Body scan meditation
This meditation is usually done lying down but if you find you keep falling asleep it can equally be done siting crossed legged on the floor or in a straight backed chair.
Find yourself a comfortable place, somewhere where you won’t be disturbed, lay flat on your back with a cushion under your knees, this help keep your back flat against the floor. Your head needs to be comfortable so a small pillow or folded towel will do the trick, but if you are using a yoga mat try without a pillow.
Start by taking a few long deep breaths, gradually start to feel yourself unwind and relax, slowly, starting from the very top of the head notice any sensation that may arise. it could be itching, aching, tiredness, pain or stiffness, or any number of different sensations. Just notice, don’t interfere, don’t scratch or itch or fidget, just notice and be ok with it.
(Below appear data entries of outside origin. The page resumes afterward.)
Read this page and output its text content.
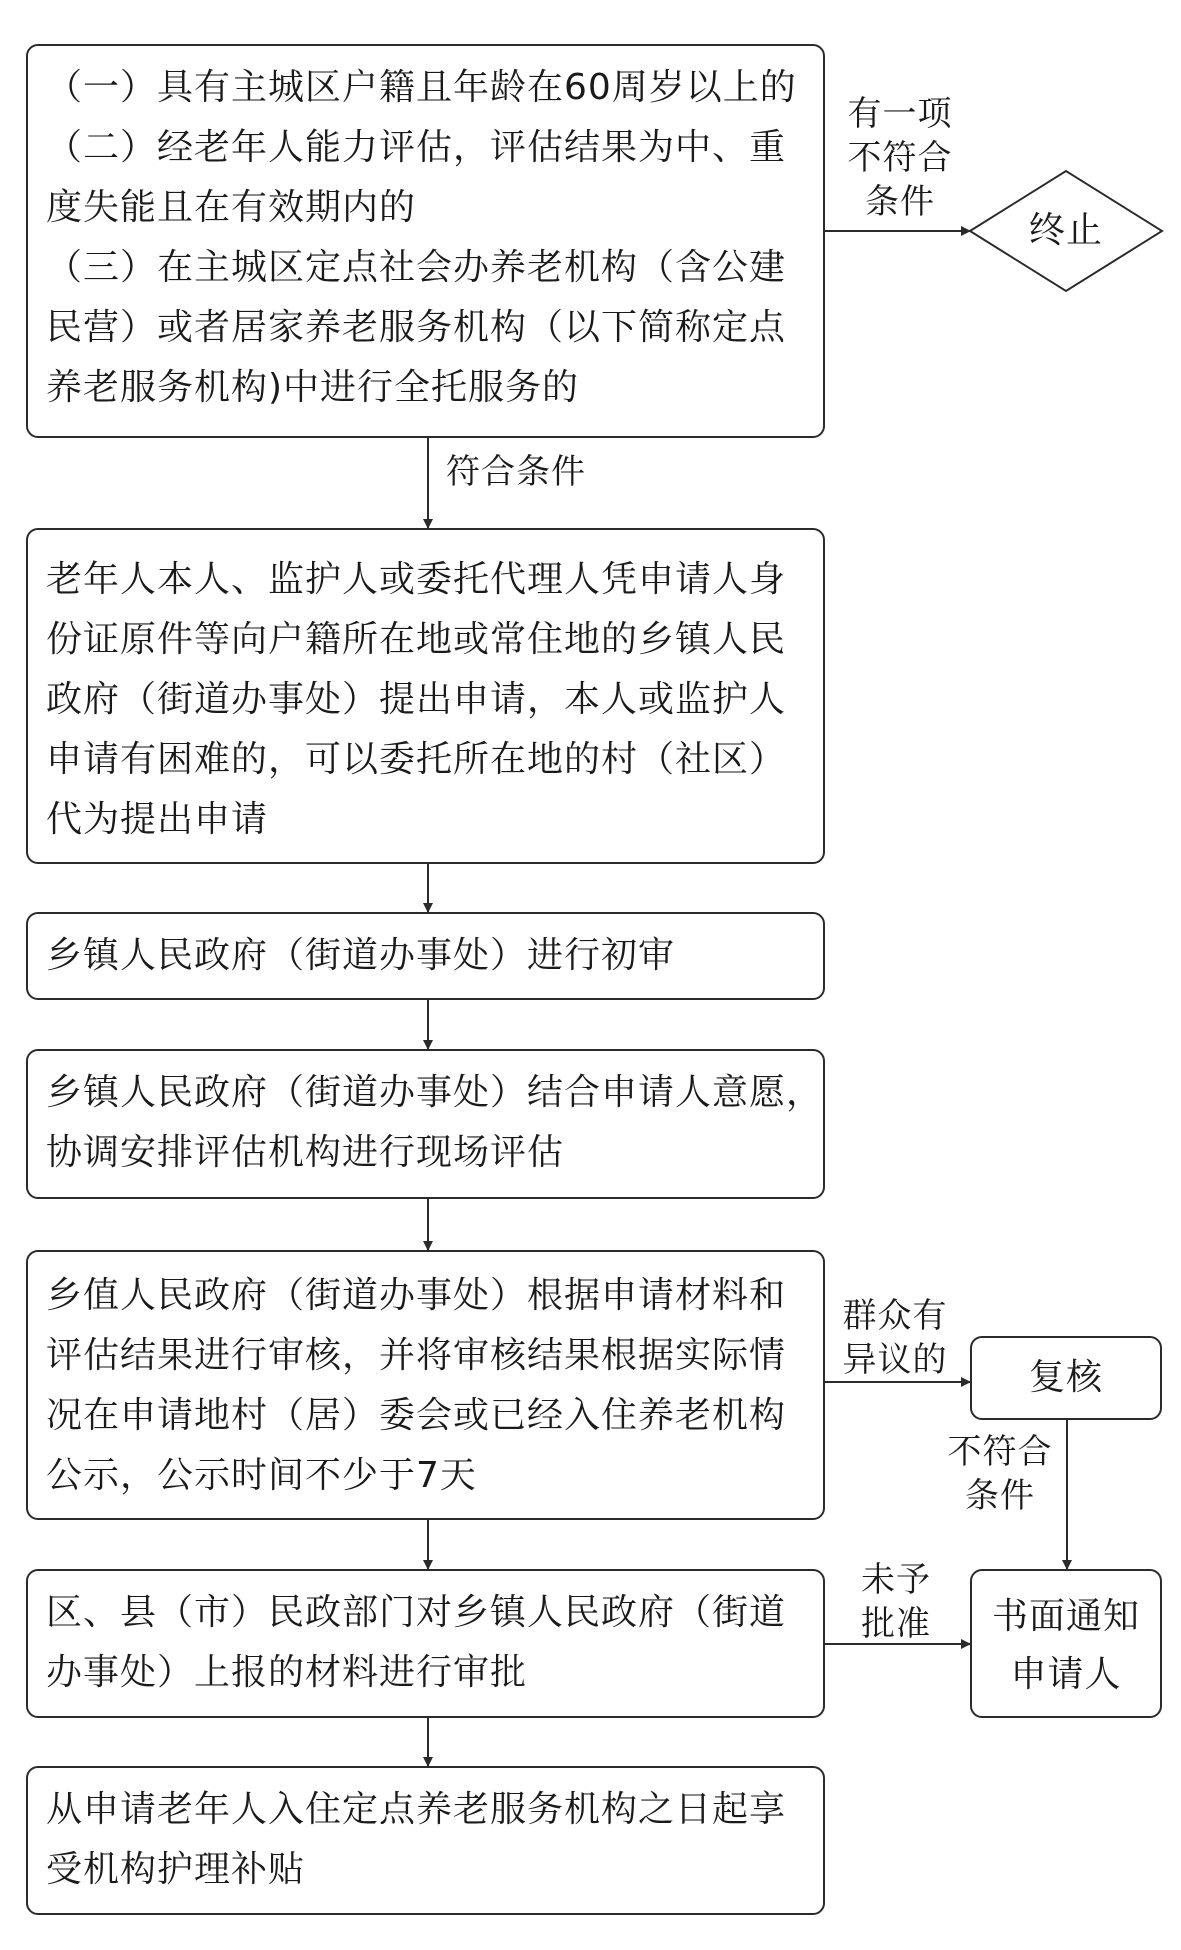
（一）具有主城区户籍且年龄在60周岁以上的
（二）经老年人能力评估，评估结果为中、重
度失能且在有效期内的
（三）在主城区定点社会办养老机构（含公建
民营）或者居家养老服务机构（以下简称定点
养老服务机构)中进行全托服务的
有一项
不符合
条件
终止
符合条件
老年人本人、监护人或委托代理人凭申请人身
份证原件等向户籍所在地或常住地的乡镇人民
政府（街道办事处）提出申请，本人或监护人
申请有困难的，可以委托所在地的村（社区）
代为提出申请
乡镇人民政府（街道办事处）进行初审
乡镇人民政府（街道办事处）结合申请人意愿，
协调安排评估机构进行现场评估
乡值人民政府（街道办事处）根据申请材料和
评估结果进行审核，并将审核结果根据实际情
况在申请地村（居）委会或已经入住养老机构
公示，公示时间不少于7天
群众有
异议的	复核
不符合
条件
区、县（市）民政部门对乡镇人民政府（街道
办事处）上报的材料进行审批
未予
批准	书面通知
申请人
从申请老年人入住定点养老服务机构之日起享
受机构护理补贴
Be gently to yourself, be kind, and be ok with whatever you feel. Maybe you feel no sensation at all and that’s ok to, there is no rule as to what you will feel. Just notice then slowly move down to your forehead, your eyebrows, cheek bones, ears, lips, chin, neck and shoulders, keep moving down through your body checking for sensations. You don’t have to start the way I described either, be inventive and move around your body to each new sensation that arises.
Do this for 10 or 20 minutes everyday and you will soon see a remarkable difference in your stress levels.